Ils ont donc rejoint ce nouveau cluster, dont le chiffre d'affaires s’élève à plus de 6,5 millions d’euros (contre 3,5 millions en moyenne) créé au sein d’Aprium, avec l’ambition d’être reconnu comme « un expert santé et un expert du commerce ». 36 pharmacies ont rejoint cette catégorie « ultra marchand », mais une centaine a été identifiée par Aprium parmi les 500 du groupement.
L’identité visuelle qui permet non seulement de circuler, mais d’identifier les différents services proposés a été particulièrement travaillée, autour de la croix verte d’Aprium restylisée et de bannières jaunes pour les promos. Le parcours client intègre par ailleurs de nouvelles fonctionnalités telles que le click and collect et le recyclage. « Nous n’avons pas voulu faire un supermarché de la pharmacie, ce n’est pas notre créneau, explique Laure de Santi. On veut faire savoir que l’on est bien dans une pharmacie, mais qu’il y a aussi de bonnes affaires à faire, on joue donc sur ces deux tableaux. On assume d’être une pharmacie ultra-marchande, mais une pharmacie avant tout. »
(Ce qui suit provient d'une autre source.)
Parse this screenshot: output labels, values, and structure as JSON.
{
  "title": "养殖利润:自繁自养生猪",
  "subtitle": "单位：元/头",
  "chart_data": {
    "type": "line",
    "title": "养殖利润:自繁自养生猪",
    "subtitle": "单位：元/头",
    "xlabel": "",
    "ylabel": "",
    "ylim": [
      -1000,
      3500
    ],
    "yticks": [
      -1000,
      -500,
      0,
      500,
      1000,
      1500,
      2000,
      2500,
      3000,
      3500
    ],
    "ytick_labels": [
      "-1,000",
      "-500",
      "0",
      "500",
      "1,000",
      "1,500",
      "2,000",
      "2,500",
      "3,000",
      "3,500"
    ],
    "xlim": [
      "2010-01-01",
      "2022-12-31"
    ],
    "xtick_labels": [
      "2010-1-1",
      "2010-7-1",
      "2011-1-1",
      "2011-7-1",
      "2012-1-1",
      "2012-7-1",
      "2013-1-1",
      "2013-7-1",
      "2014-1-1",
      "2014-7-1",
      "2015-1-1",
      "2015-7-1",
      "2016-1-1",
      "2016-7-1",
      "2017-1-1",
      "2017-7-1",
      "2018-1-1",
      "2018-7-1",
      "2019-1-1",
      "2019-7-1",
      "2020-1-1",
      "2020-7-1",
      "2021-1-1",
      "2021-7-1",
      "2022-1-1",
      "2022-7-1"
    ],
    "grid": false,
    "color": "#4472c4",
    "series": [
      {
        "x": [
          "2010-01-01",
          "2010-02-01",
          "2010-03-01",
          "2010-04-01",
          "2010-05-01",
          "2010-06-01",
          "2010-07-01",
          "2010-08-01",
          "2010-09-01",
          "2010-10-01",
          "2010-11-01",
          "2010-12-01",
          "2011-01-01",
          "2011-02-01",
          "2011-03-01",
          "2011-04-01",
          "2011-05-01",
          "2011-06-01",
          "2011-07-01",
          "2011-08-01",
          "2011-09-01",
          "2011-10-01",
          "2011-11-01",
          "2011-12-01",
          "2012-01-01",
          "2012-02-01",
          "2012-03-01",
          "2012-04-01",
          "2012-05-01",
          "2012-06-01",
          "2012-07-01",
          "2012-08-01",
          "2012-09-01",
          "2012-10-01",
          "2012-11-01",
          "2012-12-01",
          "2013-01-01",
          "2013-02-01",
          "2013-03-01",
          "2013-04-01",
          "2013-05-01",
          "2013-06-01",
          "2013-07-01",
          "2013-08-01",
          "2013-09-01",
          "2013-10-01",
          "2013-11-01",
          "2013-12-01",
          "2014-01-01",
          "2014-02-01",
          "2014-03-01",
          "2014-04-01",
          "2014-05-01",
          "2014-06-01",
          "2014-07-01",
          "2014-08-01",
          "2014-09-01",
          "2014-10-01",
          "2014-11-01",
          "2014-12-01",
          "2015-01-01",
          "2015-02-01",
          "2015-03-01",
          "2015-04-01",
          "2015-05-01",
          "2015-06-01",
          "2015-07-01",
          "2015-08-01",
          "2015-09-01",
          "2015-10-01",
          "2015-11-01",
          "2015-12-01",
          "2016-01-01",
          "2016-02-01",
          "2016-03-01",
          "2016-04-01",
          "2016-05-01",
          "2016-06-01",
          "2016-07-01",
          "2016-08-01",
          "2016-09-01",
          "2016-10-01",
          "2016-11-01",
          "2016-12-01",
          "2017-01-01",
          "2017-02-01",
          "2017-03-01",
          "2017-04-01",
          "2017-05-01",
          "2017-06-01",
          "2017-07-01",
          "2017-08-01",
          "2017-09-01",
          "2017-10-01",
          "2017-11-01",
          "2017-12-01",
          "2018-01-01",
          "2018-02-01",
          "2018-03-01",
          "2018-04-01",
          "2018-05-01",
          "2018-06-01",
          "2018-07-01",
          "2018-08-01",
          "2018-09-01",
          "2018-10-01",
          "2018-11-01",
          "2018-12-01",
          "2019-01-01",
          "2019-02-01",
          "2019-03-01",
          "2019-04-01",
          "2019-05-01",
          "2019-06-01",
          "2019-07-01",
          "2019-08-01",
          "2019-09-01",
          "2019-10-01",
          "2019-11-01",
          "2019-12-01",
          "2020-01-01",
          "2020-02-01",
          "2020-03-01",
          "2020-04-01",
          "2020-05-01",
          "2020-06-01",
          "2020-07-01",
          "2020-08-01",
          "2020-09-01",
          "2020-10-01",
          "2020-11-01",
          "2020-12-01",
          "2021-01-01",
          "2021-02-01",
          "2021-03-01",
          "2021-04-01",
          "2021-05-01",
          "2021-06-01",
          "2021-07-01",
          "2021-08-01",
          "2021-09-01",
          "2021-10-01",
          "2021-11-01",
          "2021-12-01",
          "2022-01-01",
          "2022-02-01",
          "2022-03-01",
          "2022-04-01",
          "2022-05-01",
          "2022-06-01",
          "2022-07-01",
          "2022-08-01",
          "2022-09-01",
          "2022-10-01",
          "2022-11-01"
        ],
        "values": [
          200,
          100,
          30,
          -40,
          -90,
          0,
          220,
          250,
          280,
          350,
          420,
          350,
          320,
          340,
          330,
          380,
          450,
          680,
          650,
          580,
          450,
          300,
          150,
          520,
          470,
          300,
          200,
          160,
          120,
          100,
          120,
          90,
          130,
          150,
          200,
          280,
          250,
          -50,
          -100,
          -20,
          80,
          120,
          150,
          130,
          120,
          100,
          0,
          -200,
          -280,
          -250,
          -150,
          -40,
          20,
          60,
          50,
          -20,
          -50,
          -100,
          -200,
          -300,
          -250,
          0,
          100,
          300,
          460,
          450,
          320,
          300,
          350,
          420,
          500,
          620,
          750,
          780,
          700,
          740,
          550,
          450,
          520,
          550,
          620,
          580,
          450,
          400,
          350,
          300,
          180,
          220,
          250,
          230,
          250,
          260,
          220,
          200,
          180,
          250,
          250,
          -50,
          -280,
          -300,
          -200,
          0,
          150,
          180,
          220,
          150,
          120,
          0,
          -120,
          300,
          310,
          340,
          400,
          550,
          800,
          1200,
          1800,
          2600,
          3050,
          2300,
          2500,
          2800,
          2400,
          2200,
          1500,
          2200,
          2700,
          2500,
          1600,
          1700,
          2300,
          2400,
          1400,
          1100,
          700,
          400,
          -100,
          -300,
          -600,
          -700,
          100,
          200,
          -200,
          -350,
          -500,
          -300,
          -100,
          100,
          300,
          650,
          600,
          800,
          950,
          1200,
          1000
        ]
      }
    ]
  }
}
Ce modèle « ultra marchand » convient à des pharmaciens qui cherchent à augmenter leurs chiffres d'affaires et développer leur marge commerciale. Pour rejoindre ce cluster, ils doivent cocher un certain nombre de critères : la surface peut aller de 100 à 650 m2, mais le chiffre d’affaires doit être de 2 millions sur la parapharmacie, il doit disposer de 12 têtes de gondole et 12 bacs soldeurs minimum, ainsi que de 800 mètres de linéaire. Et avoir un positionnement prix très attractif sur le top 300 des best sellers. « Ce cluster a aussi pour but de montrer que chez Aprium, nous savons aussi gérer des pharmacies XXL », ajoute Laure de Santi.